A group of protesters who took over the disused Old St Magistrates’ Courthouse in Shoreditch on 20 December have agreed to vacate the building by 23 January.
The camp, dubbed Occupy Justice, appeared in court on Tuesday 3 January to contest an application for a possession order made by Mastcraft Ltd., which has owned the Grade II-listed building since 2006.
After a day in court, an agreement was reached between the owners and the occupiers, with the occupiers deciding to hand back the building in just under three weeks.
Occupy Justice will ‘look after’ the empty courthouse until then. This was agreed to by the presiding judge.
The property currently remains closed to the public, as made clear by a note on the door that reads: “We’re busy cleaning and making the place beautiful, but will be very happy to welcome you all in soon!”
It is believed Mastcraft will begin redevelopment of the building when it returns to the firm’s control.
Despite the impending eviction, Occupy London is ‘pleased’ with the amicable outcome of the court case. A press statement by the Occupy movement said: “Occupy London would like to thank Mastcraft for having the imagination to work with us in giving this fine building a new lease of life – as well as perhaps the last ever trials to take place in the building – while it awaits redevelopment. “We hope this agreement will serve as a model for others to follow.”
With the future of the occupation of the courthouse at 335 Old Street secured for three weeks, the group plans to hold a series of ‘trials of the one per cent’, with a schedule of events to be released soon.
These will be mock trials of bankers and corporations accused of financial greed and tax avoidance. Cell doors underneath the courthouse have been adorned with the names of politicians and finance corporations.
Speaking immediately after the occupation began last month, protester Leon said: “Nick Clegg and David Cameron will be tried for not fulfilling campaign pledges and other offences.

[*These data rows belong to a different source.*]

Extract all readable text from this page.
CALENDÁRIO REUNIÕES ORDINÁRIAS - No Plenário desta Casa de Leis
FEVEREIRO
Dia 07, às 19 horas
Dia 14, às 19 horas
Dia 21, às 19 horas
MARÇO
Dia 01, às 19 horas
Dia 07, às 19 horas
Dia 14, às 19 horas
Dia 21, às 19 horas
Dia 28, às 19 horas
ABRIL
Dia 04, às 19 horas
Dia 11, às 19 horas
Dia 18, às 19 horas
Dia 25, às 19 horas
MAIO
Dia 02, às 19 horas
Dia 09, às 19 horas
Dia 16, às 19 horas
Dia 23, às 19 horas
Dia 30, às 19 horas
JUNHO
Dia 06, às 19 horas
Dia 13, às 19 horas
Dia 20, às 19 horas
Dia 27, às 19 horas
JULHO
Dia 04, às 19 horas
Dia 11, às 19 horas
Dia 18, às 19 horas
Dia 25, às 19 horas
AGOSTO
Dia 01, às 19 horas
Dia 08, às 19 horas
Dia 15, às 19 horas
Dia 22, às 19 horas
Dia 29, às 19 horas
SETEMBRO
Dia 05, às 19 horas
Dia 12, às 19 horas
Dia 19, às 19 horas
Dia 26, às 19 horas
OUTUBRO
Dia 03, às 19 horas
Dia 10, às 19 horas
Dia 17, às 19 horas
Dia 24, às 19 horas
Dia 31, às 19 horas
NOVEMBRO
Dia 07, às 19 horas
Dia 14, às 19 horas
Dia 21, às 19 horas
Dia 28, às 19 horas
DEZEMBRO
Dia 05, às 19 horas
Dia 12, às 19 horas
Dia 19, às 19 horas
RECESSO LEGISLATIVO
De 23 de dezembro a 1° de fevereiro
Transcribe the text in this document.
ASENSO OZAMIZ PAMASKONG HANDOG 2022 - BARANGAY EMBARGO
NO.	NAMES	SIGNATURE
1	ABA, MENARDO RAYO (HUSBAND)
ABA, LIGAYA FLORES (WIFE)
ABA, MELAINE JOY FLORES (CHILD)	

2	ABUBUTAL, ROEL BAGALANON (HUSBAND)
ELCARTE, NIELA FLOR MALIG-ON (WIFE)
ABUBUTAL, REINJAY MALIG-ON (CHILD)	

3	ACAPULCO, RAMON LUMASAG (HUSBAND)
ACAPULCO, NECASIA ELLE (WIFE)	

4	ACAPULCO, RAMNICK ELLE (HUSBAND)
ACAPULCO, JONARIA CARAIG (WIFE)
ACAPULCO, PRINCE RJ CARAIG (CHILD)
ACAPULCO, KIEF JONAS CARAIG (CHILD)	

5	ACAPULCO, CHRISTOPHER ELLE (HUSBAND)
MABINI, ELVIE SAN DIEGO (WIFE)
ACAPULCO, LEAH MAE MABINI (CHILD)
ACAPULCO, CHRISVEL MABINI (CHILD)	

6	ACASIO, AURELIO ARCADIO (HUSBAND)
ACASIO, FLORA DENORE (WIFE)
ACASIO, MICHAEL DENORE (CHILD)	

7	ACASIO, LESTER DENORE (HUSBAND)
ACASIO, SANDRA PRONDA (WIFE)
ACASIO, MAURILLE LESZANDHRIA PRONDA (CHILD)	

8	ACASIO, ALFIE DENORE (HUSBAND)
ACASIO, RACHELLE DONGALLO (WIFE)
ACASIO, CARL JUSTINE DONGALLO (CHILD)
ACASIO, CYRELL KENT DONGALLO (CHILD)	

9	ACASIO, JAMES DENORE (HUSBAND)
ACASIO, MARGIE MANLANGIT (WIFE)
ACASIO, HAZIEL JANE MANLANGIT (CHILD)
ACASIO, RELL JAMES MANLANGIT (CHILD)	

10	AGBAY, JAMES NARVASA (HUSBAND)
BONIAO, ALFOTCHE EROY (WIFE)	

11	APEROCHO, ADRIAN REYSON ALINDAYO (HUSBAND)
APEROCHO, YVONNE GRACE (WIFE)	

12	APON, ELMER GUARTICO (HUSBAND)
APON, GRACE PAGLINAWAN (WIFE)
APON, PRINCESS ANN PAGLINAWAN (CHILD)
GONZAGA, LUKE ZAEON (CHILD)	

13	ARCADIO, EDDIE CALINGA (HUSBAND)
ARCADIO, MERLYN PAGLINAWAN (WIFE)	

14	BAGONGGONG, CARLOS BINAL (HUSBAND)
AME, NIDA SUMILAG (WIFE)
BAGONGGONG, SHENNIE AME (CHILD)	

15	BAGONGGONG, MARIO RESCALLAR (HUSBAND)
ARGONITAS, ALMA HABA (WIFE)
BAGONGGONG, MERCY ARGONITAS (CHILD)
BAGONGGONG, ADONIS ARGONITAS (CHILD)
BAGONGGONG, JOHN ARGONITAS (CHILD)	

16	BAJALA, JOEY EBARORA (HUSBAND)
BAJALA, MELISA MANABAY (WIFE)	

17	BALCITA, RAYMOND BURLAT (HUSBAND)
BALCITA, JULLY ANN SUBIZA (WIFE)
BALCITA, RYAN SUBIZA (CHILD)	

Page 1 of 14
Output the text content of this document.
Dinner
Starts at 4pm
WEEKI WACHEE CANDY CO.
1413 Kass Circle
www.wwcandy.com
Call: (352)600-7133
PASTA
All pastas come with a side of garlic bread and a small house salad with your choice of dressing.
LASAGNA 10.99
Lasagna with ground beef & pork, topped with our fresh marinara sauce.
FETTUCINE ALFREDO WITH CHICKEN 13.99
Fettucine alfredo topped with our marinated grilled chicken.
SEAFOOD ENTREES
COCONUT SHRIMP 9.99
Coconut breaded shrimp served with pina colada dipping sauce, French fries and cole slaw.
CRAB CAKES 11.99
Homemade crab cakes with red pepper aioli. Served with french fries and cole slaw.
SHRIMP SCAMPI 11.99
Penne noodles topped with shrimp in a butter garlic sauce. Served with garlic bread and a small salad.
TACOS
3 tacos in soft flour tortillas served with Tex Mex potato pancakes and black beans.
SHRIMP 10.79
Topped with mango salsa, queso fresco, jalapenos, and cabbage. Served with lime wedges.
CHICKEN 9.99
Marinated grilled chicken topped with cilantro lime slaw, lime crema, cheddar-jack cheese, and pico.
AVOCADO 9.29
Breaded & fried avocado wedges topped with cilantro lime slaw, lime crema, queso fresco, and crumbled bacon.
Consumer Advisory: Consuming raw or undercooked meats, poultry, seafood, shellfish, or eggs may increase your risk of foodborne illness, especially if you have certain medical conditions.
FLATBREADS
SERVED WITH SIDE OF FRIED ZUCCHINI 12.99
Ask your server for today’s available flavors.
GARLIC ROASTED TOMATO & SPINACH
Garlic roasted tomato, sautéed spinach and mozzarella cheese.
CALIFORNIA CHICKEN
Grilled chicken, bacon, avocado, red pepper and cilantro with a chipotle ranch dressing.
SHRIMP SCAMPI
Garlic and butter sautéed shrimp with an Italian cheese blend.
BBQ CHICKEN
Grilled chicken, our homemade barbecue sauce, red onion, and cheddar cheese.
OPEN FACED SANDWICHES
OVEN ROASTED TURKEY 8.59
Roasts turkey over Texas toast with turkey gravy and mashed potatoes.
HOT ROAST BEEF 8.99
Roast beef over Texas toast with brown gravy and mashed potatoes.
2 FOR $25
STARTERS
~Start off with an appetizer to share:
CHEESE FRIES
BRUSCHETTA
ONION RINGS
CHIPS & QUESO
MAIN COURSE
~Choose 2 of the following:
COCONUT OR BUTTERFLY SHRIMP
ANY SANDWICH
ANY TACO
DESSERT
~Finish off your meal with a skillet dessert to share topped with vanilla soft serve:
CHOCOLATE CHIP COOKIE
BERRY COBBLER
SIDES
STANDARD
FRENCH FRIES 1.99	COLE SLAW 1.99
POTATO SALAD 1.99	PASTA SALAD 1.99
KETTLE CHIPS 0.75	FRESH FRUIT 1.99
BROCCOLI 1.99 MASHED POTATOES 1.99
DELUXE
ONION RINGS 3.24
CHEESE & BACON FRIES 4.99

I hope Boris Johnson gets put on trial as well.”
Around 50 Occupy London protesters, including ex-servicemen group Occupy Veterans, drove a small tank – the ‘tank of ideas’ – to the former court on the morning of Tuesday 20 December. They were met with little resistance from police, who were at the time described as ‘sympathetic’, and no arrests were made.
Following this announcement, the total number of occupied London spaces will soon return to just three: the St Paul’s Cathedral camp, the Finsbury Square camp, and the Hackney occupation of the 800-room UBS building.
Eviction plans for these camps remain speculative, with no firm intention to vacate the properties.